Spoiler alert: The book doesn't end that way. Right about the halfway mark, Hubbard wakes up on the morning of his 41st birthday, gives up alcohol and drugs cold turkey and follows the advice of a newly clean, sober, and rejuvenated Stevie Ray Vaughan in a commitment to the long road to recovery. "There ain't no elevators," Stevie tells him at the outset, "you got to take the steps." Along the way, an initially deeply skeptical Hubbard finds God, a soul mate in the aforementioned Judy, and ultimately a new lease on both his career and his artistic self confidence by swallowing his pride, signing up for fingerpicking lessons at age 42 and immediately writing the best song of his life, "The Messenger." From that point on, he begins making the kind of records he doesn't feel the need to make excuses for — especially after he adds slide guitar to his repertoire and really finds his groove. Ray and Judy get married, move to a little town called Wimberley nestled deep in the
Texas Hill Country south of Austin, and raise a gifted son named
Lucas who ends up playing lead guitar in his dad's band on both
Jimmy Fallon and Letterman before his 20th birthday.

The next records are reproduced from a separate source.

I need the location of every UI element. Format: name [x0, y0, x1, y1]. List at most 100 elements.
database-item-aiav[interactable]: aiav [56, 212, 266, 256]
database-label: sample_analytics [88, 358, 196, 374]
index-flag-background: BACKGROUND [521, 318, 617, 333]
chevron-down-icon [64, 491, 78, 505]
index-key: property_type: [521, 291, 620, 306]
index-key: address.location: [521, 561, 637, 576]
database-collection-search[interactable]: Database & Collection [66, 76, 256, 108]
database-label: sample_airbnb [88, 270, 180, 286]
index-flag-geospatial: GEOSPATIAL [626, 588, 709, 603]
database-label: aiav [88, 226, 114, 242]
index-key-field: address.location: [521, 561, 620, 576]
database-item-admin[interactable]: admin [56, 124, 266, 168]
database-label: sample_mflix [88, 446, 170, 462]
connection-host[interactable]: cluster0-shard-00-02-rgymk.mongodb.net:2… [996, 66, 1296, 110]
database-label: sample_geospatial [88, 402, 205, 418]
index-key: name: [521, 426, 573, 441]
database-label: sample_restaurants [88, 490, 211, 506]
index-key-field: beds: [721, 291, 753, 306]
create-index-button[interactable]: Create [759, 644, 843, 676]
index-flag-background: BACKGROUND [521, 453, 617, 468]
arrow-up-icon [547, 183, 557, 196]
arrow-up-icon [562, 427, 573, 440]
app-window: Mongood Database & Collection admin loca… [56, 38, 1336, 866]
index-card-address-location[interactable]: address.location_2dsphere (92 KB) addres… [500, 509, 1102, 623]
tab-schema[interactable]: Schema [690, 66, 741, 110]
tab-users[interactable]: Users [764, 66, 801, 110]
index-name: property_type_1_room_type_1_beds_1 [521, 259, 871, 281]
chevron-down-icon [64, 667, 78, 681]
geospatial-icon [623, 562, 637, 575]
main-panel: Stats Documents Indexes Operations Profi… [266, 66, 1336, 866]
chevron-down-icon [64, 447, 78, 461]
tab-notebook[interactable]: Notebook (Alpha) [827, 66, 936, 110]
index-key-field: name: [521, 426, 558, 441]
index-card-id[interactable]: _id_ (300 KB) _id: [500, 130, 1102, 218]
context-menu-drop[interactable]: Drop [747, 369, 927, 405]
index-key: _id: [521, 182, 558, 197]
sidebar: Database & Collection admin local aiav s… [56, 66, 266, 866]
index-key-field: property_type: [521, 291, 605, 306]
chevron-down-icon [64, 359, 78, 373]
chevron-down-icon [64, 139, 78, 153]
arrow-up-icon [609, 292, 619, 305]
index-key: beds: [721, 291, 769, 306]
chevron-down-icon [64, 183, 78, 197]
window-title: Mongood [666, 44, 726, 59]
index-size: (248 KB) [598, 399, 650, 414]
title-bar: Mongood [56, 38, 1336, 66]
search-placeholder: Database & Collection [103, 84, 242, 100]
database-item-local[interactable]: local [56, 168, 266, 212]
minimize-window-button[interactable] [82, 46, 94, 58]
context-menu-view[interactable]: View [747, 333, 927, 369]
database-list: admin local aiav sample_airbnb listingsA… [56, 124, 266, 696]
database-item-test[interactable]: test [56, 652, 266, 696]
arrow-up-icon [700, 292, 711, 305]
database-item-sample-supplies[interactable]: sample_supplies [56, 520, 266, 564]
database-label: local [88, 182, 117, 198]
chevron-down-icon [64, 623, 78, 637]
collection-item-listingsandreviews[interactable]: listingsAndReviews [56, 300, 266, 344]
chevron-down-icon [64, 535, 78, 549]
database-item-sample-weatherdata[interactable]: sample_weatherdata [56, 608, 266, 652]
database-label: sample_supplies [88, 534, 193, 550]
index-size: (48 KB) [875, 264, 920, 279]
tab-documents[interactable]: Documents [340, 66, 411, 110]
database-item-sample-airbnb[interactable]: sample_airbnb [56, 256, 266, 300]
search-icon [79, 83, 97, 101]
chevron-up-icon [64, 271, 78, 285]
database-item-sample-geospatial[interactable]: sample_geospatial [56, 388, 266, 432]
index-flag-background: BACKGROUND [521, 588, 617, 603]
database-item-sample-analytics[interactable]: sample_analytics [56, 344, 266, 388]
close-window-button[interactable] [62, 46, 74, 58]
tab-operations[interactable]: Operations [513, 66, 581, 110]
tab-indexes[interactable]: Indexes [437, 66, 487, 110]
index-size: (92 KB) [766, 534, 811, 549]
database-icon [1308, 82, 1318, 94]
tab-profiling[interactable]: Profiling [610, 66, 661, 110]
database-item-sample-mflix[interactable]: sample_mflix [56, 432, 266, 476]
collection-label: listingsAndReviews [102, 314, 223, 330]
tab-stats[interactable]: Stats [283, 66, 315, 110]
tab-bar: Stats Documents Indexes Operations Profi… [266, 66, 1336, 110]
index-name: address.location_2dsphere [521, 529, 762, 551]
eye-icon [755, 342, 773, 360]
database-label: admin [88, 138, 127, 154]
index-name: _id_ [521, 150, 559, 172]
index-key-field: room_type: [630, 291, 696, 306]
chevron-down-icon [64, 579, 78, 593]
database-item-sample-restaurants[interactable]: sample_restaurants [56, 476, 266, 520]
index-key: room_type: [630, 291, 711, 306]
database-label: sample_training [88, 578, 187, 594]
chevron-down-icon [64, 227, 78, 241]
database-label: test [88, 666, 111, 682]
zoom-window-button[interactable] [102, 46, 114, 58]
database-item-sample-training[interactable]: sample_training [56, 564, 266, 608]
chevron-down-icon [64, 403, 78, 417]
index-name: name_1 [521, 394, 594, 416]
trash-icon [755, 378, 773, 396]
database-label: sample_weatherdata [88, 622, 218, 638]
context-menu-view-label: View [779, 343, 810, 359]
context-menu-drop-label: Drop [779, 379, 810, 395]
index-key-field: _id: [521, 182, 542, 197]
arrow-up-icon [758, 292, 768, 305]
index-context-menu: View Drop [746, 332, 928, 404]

It's quite a life, all right, and a damn fine story to boot, even in summary. But it's the lively, personable prose and Hubbard's inimitable voice that really makes A Life ... Well, Lived both sing and howl. As anyone who's ever had the good fortune of seeing Ray Wylie perform can attest, his impeccable timing and wry, self-deprecating stage banter is worth the price of admission on its own, and that natural comedic flair is brought into even sharper relief on the page. Of course, there's plenty of that wit weaved right into many of the song lyrics collected here, too, along with profundity and poetic beauty in spades that will read as revelatory to diehard fans of his music as it will to Hubbard neophytes.
And best of all — at least by Hubbard's own modest appraisal — it all fits inside a tidy little package that feels, well ... not unlike his Ruffian's Misfortune album from earlier this year, positively lean and mean.
"I really like the size of it, that it seems small," he says of his tome's svelte 174 pages (including the terrific afterword penned by Judy). Although Hubbard's a voracious reader and an avowed Stones fan, he admits he found the sheer heft of Keith Richards' own Life a tad imposing. "But Dylan's Chronicles, on the other hand — that's a great size and what I aimed for. I didn't want to pad it just for the sake of padding it; I wanted to get in there, get to the punchline, and get to the next chapter. So it feels like a real book, but it's ... you know, portable.
"And," he continues, waiting a perfect beat to land his pitch, "there's pictures in it!"